Sukses

Kemenkes: Jangan Pasang Iklan Rokok di Depan Sekolah

Kementerian Kesehatan RI menegaskan, dampak buruk dari pemasangan iklan rokok di depan sekolah.

Liputan6.com, Jakarta Direktur Pencegahan dan Pengendalian Penyakit Tidak Menular (P2PTM) Kementerian Kesehatan RI Cut Putri Arianie menegaskan, pemasangan iklan rokok harus beretika. Terlebih lagi jangan dipasang di depan sekolah .

"Ada banyak iklan rokok (reklame, spanduk) yang tayang (dipasang) di depan sekolah. Itu namanya sudah enggak beretika. Jangan di depan sekolahan dong masangnya. Iklannya bisa memaksa anak sekolah buat beli rokok," tegas Arianie saat ditemui di Hotel JS Luwansa, Jakarta, ditulis Minggu, (17/3/2019).

Ketika siswa melihat iklan rokok, mereka bisa berpikir untuk coba-coba membelinya. Misal, uang jajan siswa sehari Rp10.000, dia bisa menyisihkan untuk  membeli rokok.

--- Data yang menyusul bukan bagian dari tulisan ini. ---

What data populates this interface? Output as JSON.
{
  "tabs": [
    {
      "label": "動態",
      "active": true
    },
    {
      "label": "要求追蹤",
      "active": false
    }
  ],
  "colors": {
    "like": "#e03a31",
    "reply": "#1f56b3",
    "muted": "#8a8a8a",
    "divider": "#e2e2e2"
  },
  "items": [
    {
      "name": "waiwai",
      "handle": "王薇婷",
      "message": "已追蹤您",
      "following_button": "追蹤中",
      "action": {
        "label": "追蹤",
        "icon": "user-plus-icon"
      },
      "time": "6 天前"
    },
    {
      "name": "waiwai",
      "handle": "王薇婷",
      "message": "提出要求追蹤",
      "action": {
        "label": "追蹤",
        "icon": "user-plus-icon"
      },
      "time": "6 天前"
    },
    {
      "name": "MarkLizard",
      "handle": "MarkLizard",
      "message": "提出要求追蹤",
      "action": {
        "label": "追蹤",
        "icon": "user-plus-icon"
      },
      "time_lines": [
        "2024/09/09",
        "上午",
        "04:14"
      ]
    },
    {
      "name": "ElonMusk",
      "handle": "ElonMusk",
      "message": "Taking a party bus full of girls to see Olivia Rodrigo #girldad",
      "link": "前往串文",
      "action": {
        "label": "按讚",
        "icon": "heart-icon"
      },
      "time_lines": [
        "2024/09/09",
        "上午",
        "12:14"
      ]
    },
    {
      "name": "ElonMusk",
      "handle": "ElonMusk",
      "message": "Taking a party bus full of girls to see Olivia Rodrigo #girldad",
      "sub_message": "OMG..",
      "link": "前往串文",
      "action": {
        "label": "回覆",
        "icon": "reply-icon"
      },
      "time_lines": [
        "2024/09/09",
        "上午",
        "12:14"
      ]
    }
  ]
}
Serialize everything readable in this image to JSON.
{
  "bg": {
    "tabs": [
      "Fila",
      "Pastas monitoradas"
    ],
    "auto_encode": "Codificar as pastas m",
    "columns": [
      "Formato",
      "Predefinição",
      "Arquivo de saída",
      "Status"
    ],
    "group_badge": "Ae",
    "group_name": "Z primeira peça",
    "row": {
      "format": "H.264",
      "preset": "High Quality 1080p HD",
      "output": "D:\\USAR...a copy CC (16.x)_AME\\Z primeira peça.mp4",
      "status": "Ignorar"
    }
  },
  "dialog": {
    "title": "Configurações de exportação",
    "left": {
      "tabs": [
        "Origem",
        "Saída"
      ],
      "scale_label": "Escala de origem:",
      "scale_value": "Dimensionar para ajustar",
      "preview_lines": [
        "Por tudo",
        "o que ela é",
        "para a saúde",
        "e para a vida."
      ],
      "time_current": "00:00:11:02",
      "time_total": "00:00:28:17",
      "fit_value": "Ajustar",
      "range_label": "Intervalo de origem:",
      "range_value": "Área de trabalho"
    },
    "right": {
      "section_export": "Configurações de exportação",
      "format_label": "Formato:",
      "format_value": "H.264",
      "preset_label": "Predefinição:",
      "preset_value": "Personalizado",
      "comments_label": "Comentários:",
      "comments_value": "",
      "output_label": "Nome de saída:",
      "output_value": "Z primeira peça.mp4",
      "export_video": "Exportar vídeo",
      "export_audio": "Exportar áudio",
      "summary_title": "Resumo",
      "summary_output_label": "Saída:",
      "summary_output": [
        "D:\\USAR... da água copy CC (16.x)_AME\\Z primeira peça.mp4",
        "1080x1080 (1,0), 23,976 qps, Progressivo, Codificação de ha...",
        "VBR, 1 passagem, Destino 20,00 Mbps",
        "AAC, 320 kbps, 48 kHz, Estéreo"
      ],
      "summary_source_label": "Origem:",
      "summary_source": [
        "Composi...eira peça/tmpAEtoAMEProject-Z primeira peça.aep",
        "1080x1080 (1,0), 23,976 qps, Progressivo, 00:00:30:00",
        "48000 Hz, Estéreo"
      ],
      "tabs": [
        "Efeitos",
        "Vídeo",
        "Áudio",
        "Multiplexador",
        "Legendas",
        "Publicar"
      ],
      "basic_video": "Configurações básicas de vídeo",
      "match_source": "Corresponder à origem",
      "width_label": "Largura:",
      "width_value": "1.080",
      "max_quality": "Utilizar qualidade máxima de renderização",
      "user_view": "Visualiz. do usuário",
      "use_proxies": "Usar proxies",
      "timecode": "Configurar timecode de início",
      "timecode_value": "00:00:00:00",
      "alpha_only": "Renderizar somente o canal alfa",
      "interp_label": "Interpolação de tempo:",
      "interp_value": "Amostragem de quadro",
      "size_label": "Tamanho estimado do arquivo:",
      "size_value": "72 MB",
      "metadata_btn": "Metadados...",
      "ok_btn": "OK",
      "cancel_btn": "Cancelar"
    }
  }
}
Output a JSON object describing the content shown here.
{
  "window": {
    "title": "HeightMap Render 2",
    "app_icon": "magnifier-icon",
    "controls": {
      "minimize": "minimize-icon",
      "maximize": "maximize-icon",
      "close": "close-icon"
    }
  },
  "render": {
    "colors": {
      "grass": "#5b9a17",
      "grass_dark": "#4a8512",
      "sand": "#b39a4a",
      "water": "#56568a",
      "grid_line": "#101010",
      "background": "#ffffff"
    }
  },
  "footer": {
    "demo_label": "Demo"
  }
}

"Atau kalau iklan enggak ditulis mereknya apa dan dipasang di warung, tetap saja harga eceran Rp1.500 rokok per batang. Anak-anak bisa langsung tahu, 'Gue bisa beli lima batang rokok dengan uang Rp10.000,' lanjut Arianie.

Pengaruh iklan rokok sangat mendorong anak untuk membeli rokok. Hal tersebut juga berdasarkan penelitian di luar negeri, yang mana iklan memengaruhi seseorang untuk mengonsumsi atau membeli suatu barang.

 

 

Saksikan video menarik berikut ini:

2 dari 2 halaman

Sekolah dikelilingi iklan rokok

Pantauan Yayasan Lentera Anak menemukan, 85 persen sekolah di Indonesia dikelilingi iklan rokok. Iklan berupa spanduk di warung-warung terdekat sekolah. Sedikitnya 30 merek rokok beriklan di sekitar sekolah.

Iklan rokok lebih banyak menyasar anak-anak. Efek jangka panjang pada anak yang merokok, mereka akan menjadi perokok loyal di masa mendatang. Cukai rokok pun harus dinaikkan.

"Untuk perlindungan terhadap rokok yang pasti cukainya dulu dinaikkan. Ya, supaya rokok itu mahal," Arianie menambahkan.

Yang perlu diperhatikan juga Peraturan Pemerintah (PP) Nomor 109 Tahun 2012 menyebut, larangan tempat-tempat yang harus bebas asap rokok. Dalam hal ini, kawasan bebas asap rokok, antara lain sekolah, tempat bermain anak, tempat ibadah, tempat kerja, fasiitas umum, dan transportasi umum.

"Yang punya wilayah masing-masing kan kepala daerah. Apakah mereka menerapkan kawasan bebas asap rokok itu atau tidak. Ini berhubungan dengan daerah otonomi," ujar Arianie.